Per conoscere e vedere da vicino, con rispetto, questo splendido mammifero

camoscio appenninico

Nel borgo di Rovere, frazione di Rocca di Mezzo sull’altopiano delle Rocche, il centro visita del camoscio appenninico o camoscio d’Abruzzo (Rupicapra pyrenaica ornata) avvicina alla scoperta di questo stupendo mammifero che popola le nostre montagne. Un luogo da visitare, adatto ad adulti e bambini che si portanno cimentare con avvistamenti nella vicina area faunistica, escursioni e laboratori.

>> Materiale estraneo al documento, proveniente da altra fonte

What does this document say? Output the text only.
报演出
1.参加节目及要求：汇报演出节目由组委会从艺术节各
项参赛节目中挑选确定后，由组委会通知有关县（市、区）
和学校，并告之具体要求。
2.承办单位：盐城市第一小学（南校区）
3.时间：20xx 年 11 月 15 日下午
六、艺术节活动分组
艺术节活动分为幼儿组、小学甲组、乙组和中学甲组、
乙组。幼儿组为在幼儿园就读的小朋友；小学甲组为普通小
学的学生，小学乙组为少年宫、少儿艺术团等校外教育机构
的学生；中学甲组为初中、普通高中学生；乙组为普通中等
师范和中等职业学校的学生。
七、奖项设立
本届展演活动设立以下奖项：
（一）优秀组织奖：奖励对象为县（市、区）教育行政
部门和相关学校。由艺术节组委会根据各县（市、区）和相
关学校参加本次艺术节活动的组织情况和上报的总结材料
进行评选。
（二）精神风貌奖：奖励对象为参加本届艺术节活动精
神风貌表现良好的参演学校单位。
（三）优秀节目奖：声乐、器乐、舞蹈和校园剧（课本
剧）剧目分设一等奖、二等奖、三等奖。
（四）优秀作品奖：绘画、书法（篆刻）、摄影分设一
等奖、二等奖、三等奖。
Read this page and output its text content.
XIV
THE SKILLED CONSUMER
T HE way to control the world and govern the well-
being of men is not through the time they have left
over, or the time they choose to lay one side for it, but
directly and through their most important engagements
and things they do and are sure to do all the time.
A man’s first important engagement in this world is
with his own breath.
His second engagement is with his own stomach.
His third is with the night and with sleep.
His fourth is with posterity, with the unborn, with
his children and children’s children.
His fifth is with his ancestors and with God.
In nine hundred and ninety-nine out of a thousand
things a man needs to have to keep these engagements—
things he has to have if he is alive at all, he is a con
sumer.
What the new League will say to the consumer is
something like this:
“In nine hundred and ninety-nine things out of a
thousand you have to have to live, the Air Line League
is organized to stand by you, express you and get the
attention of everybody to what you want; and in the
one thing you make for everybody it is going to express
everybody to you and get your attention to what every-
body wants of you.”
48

Il centro visita del camoscio appenninico è gestito dal Parco naturale regionale Sirente Velino, tramite le cooperative Sherpa e Ambecò.

Questa piccola struttura è anche un ottimo centro di informazione turistica su quanto vedere nella zona, sui sentieri da percorrere e le escursioni da fare. Accoglie i visitatori Anna Rita Santilli, in un itinerario tra pannelli illustrativi che raffigurano il camoscio, che nel Dopoguerra era una specie in via di estinzione.

Le escursioni con le Guide Coornata

Il centro visita del camoscio organizza escursioni guidate e a numero chiuso nell’area faunistica, che fino al 2018 era interdetta ai visitatori. Vi è un gruppo di accompagnatori specializzati del parco, ovvero le Guide Coornata. Queste prendono il nome dal Progetto Life Coornata che ha portato alla reintroduzione di trenta esemplari di camoscio appenninico sul Sirente Velino. Le escursioni, per poter ammirare più da vicino il camoscio senza disturbarlo eccessivamente nel suo habitat, vengono fatte a gruppi di 15 persone. La prenotazione va fatta sul sito del Parco naturale regionale Sirente Velino. Le visite nell’area faunistica sono possibili tutto l’anno, anche in inverno, escluso il periodo tra maggio e luglio, tempo di nascite del camoscio appenninico.

Il calendario delle uscite con le Guide Coornata

Gli avvistamenti del camoscio appenninico nel centro di visita di Rovere

Nel centro visita del camoscio di Rovere ci sono finestre di avvistamento. Con i binocoli è possibile puntare la vicina area faunistica di riproduzione e di ripopolamento di questo animale, dove attualmente ci sono nove esemplari. Quest’ampia area recintata sulla montagna di Rovere, visibile dal parco giochi e dai campi sportivi, si chiama Cese di Silvia. E’ stata scelta perché è proprio l’habitat naturale del camoscio appenninico, tra boschi, grotte e manto erboso. In tal modo, quando verrà rilasciato in assoluta libertà, il camoscio non sentirà la differenza di territorio. I camosci verranno poi liberati nelle alture del Sirente o in altre zone del parco regionale.

Nel centro visita del camoscio appenninico per i più piccoli vengono svolti laboratori con materiali naturali, collegati alla visita, come la creazione di cornici e segnalibri sul camoscio o scacciasogni brutti da appendere in cameretta. C’è anche una piccola biblioteca per adulti e bambini.

Quando è aperto il centro di visita del camoscio di Rovere

Il centro visita del camoscio si trova a Rovere (accanto alla posta) ed è aperto tutta l’estate fino al 6 settembre 2020 (eccetto il lunedì) dalle 10 alle 13 e dalle 15 alle 18. Sul sito del parco c’è il calendario aggiornato delle aperture anche nei periodi invernali e festivi.